GMail, ricevute tracce di firma PGP: verifichiamo. In prova
Roma – Potrebbe non servire più impiegare un applicativo esterno per la gestione della posta di Google se si intende usare il PGP: secondo alcune «indiscrezioni», sembra che il gigante di Mountain View stia implementando questa caratteristica direttamente nel proprio portale di posta.
Il blogger che l’ha scoperto ha sbirciato nel sorgente, che non lascia dubbi. Tant’è che immediatamente la notizia è circolata anche sul blog Google Operating System, noto per interessarsi di ogni novità di Google. Da molto alcuni si chiedevano come mai l’uso del PGP non fosse ancora stato preso in considerazione.

Uso di PGP in Google Mail in prova
Si tratta, naturalmente, di una prova: non c’è alcun annuncio ufficiale che spieghi l’avvenuta implementazione della funzione.

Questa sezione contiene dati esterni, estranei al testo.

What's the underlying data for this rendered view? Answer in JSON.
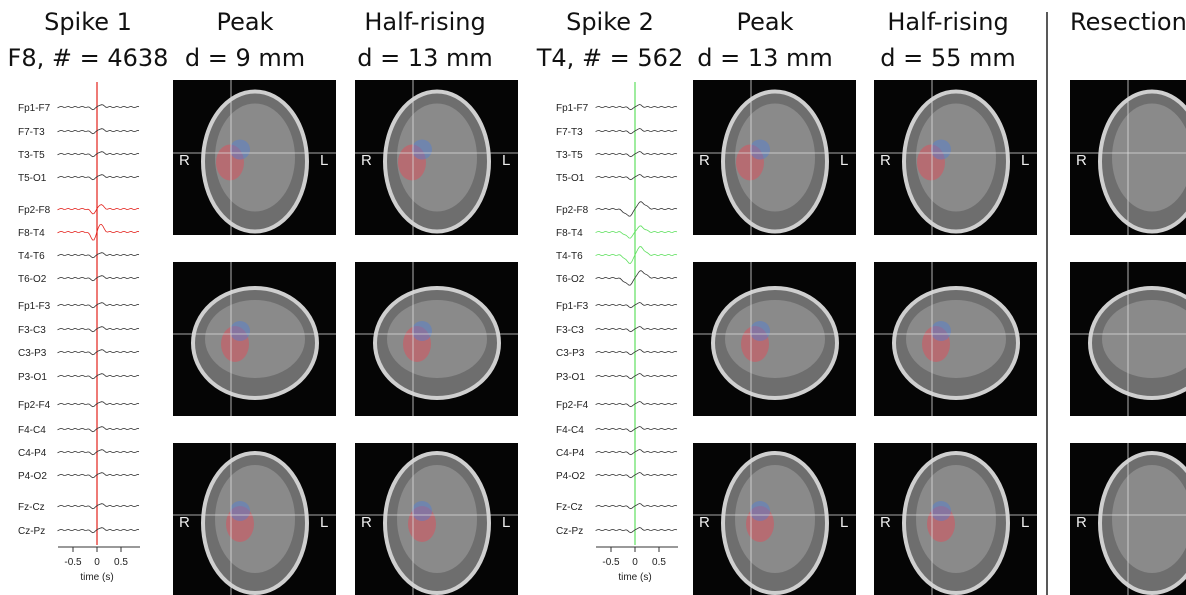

In passato più di qualcuno aveva lamentato proprio l’assenza di un minimo di garanzie sul contenuto di un messaggio e sulla legittimità di mittenti e destinatari. Era possibile risolvere servendosi di un plugin per Firefox, grazie al quale si integrava un meccanismo basato sui certificati installati nel browser.
Va da sé che si trattava e si tratta di una soluzione legata al singolo browser, dunque non in grado di agire in modo indipendente.
Ben venga, dunque, lo sviluppo di questa funzione che aggiunge sicurezza ad un sistema per la verità già molto robusto e affidabile, forse proprio perché volutamente tenuto alquanto «spartano».